Jamie watched in a daze. He didn’t understand what was happening here, didn’t understand it at all. What was moving through the darkness outside their house? Who was Frank? His dad didn’t have any friends called Frank, he was sure of it.

The window behind Jamie exploded as a branch from the oak tree came through it like a missile and smashed their coffee table into splinters. This time his mom screamed as well.

“Get away from the windows!” bellowed Julian again. “Come over here next to me!”

Jamie scrambled up from the floor, grabbed his mom’s hand and ran across the room toward his father. They backed up against the wall opposite the window, his dad placing an arm across him and his mother, before putting his right hand into his coat pocket and taking out a black pistol.

His mother squeezed his hand so tightly that he thought the bones would break. “Julian!” she screamed. “What are you doing with that gun?”

“Quiet, Marie,” his father said, in a low voice.

In the distance, Jamie heard sirens approaching.

Thankyouthankyouthankyou. We’re going to be all right.

Outside in the garden a grotesque high-pitched laugh floated through the night air.

“Hurry,” Julian whispered. “Please hurry.”

Jamie didn’t know who his father was talking to, but it wasn’t to him or his mom. Then suddenly the garden was full of light and noise as two black vans, sirens blaring and lights spinning on their roofs, screeched into the driveway. Jamie looked out at the oak tree, now lit bright red and blue. It was empty.

“They’ve gone!” he shouted. “Dad, they’ve gone!”

He looked up at his father, and the look on his face scared Jamie more than everything else that had happened so far.
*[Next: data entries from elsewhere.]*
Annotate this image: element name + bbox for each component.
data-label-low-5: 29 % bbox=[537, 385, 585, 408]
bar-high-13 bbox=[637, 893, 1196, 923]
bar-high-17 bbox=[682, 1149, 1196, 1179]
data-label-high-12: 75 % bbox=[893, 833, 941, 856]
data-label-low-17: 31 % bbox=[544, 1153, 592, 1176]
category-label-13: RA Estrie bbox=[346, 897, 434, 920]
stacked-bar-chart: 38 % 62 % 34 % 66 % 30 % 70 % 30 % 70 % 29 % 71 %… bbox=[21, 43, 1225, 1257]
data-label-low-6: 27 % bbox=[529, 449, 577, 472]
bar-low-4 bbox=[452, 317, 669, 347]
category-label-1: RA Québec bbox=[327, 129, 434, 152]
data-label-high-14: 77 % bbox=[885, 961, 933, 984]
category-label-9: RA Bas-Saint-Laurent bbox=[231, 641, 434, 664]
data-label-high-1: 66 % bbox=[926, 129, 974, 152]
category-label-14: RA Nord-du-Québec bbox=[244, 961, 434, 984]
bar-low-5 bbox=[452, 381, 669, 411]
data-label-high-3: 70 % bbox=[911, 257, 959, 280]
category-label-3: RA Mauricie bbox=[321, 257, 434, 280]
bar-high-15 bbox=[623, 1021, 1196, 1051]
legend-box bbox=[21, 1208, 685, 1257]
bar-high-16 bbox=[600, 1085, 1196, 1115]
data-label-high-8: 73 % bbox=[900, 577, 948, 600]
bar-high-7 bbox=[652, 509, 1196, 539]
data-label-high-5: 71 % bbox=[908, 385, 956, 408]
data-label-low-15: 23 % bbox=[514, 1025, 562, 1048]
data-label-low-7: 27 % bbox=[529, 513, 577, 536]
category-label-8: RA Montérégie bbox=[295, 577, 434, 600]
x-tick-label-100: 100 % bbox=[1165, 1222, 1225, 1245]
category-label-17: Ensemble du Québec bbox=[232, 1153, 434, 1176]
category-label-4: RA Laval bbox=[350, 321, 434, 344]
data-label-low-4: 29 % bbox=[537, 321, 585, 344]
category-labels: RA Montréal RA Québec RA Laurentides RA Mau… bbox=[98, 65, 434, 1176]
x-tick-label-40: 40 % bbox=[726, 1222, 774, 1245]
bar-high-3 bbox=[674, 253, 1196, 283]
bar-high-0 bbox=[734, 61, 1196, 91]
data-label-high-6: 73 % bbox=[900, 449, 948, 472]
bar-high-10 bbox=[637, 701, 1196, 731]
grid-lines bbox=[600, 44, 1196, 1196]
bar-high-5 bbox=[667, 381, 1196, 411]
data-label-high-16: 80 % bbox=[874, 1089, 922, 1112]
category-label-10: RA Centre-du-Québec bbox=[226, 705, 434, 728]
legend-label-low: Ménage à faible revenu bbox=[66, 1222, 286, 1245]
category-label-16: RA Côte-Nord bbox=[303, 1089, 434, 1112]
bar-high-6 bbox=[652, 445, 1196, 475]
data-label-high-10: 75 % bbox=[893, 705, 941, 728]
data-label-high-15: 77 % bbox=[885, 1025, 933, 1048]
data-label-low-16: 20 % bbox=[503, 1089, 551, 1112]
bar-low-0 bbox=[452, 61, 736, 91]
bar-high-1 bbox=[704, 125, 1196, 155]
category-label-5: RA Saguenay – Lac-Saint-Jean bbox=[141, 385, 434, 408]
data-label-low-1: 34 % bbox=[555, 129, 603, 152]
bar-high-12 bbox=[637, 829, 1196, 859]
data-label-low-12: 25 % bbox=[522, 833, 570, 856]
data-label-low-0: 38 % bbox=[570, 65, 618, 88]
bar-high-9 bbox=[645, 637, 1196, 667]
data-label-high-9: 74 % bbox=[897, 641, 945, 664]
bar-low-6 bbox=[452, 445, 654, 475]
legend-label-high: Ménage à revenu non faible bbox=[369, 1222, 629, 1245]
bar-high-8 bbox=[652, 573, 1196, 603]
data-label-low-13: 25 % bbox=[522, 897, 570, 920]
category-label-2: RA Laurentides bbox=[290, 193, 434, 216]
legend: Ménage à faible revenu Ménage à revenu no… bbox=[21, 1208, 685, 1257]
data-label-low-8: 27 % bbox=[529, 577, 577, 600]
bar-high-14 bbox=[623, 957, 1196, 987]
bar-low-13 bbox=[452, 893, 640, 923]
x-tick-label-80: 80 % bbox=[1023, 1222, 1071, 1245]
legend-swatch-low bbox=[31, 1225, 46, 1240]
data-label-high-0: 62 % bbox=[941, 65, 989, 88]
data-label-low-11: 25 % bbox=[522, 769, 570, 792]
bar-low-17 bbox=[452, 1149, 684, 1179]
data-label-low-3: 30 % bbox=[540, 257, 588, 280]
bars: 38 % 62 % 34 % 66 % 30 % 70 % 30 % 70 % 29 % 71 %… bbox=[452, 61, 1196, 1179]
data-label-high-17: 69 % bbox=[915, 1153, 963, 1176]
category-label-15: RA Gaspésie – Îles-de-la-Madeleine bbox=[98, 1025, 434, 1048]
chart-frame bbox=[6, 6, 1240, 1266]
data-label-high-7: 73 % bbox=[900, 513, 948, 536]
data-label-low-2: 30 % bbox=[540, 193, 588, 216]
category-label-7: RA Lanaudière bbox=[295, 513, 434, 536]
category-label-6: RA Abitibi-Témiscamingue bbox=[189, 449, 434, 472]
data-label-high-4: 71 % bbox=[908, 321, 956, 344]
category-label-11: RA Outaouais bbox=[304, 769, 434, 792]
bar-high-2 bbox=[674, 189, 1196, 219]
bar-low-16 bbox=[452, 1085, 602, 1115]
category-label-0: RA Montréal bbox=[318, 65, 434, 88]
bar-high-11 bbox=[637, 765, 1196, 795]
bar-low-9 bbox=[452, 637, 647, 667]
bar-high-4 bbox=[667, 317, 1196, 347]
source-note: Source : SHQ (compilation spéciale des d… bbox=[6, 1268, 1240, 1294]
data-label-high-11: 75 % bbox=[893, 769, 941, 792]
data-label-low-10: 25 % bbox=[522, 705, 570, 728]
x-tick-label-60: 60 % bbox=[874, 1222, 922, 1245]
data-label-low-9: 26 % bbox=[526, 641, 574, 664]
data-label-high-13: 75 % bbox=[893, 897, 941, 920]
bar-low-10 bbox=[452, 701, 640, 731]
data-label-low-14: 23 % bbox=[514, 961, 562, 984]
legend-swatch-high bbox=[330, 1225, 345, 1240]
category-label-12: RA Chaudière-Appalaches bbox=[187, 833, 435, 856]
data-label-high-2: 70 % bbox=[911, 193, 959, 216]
Julian stepped away from his family and stood facing them. “I have to go,” he said, his voice cracking. “Remember that I love you both more than anything in the world. Jamie, look after your mother. OK?”

He turned and headed toward the door.

Jamie’s mom ran forward and grabbed his arm, spinning him round. “Where are you going?” she cried, tears running down her face. “What do you mean, look after me? What’s happening?”

“I can’t tell you,” he replied, softly. “I have to protect you.”

“From what?” his wife screamed.

“From me,” he answered, his head lowered. Then he looked up at her and, with a speed Jamie had never seen before, twisted his arm free from her grip and pushed her backward across the living room. She tripped over one of the smashed legs of the coffee table and Jamie ran forward and caught her, lowering her to the ground. She let out a horrible wailing cry and pushed his hands away, and he looked up in time to see his father walk out of the front door.

He shoved himself up off the floor, cutting his hand on the broken table glass, and ran to the window. Eight men wearing black body armor and carrying submachine guns stood in the driveway, the barrels of their weapons pointed at Julian.

“Put your hands above your head!” one of the men shouted. “Do it now!”

Jamie’s dad took a few steps and stopped. He looked up into the tree for a long moment before glancing quickly over his shoulder at the window and smiling at his son. Then he walked forward, pulled the pistol from his pocket and pointed it at the nearest man.

The world exploded into deafening noise, and Jamie clamped his hands over his ears and screamed and screamed and screamed as the submachine guns spit fire and metal and shot his father dead.

TWO YEARS LATER

1

TEENACE WASTELAND

The Strand, London

June 3, 1892

Jamie Carpenter tasted blood and dirt and swore into the wet mud of the playing field.

“Get off me!” he gurgled.

A shrieking laugh rang out behind his head, and his left arm was pushed further up his back, sending a fresh thunderclap of pain through his shoulder.